Yann LeCun — Meta's Chief AI Scientist. The interesting contrarian. Thinks current LLMs are a dead end and that the real breakthroughs will come from different architectures — world models, self-supervised learning beyond text. He might be wrong. He might also be the only one seeing something everyone else is missing. I don't know which, and I like that I don't know.
Ilya Sutskever — co-founded OpenAI, then briefly at the center of the Altman firing saga, then departed to found Safe Superintelligence Inc. The name says it all. One of maybe five people on earth who combines world-class technical ability with deep concern about what he's building.
Dario and Daniela Amodei — left OpenAI to found Anthropic. Their bet: the most important AI work isn't making models more powerful, but making them safe and interpretable. They're building Claude.
Terence Tao — Fields Medal, possibly the greatest living mathematician. Co-founded SAIR with Nobel and Turing laureates. Uses AI as a research tool — not for deep ideas yet, but for scanning literature, testing conjectures. If Tao ever turns his full attention to architecture research, the landscape shifts overnight.

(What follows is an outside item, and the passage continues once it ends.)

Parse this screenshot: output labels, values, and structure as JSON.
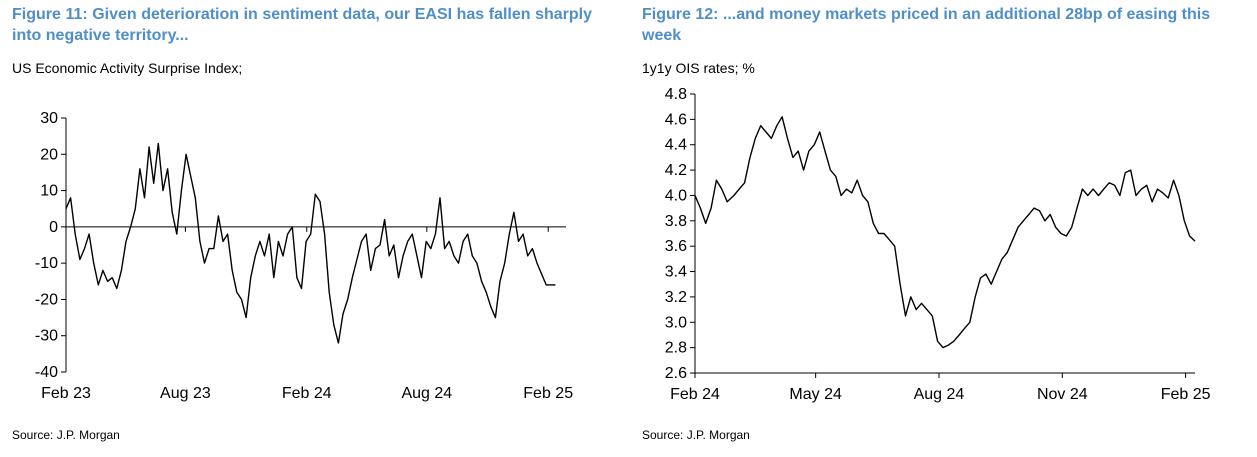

Sakana AI — Tokyo lab founded by Llion Jones (one of the eight) and David Ha. Their bet: nature-inspired methods — evolutionary model merging, collective intelligence — can produce competitive models without brute-force scaling. If they're right, threads/the Bitter Lesson has an asterisk.
attention is all you need
The transformer is an embarrassingly simple architecture — embedding, attention, feed-forward, residual connection, repeat. The entire AI revolution fits on an index card. What doesn't fit on the index card is an explanation for why it works this well: what emerges from scale is something none of the original authors predicted — a shapeless thing that can reason, create, argue, and explain, none of which it was programmed to do. Language, it turns out, contains the structure of thought itself.
We didn't build a mind. We built a machine that approximates the output of minds, trained on the sum total of human written expression. The approximation keeps getting better. The compute keeps getting cheaper. The architecture keeps finding new tricks. The tools keep expanding what the model can reach. Every wall we've identified so far turned out to be a bad measurement, a hidden inefficiency, or a problem that had a different shape than we thought.
I keep thinking about the moment in 2020 when I realized davinci could hold register for an entire paragraph if I engineered the context carefully enough. It felt like a magic trick. Six years later, the same architecture, scaled up, restructured an entire build system while I made coffee. The trick became the tool. The tool became the thing I think with. And the curve hasn't stopped — that's the thing that keeps me up. Not that it's smart. That it keeps getting smarter, predictably, on a schedule, along a power law that shows no sign of bending.
Nobody knows if there's a wall. But the people betting on one have been wrong every time so far, and the evidence against them gets stronger every quarter. I know which side of that bet I'm on.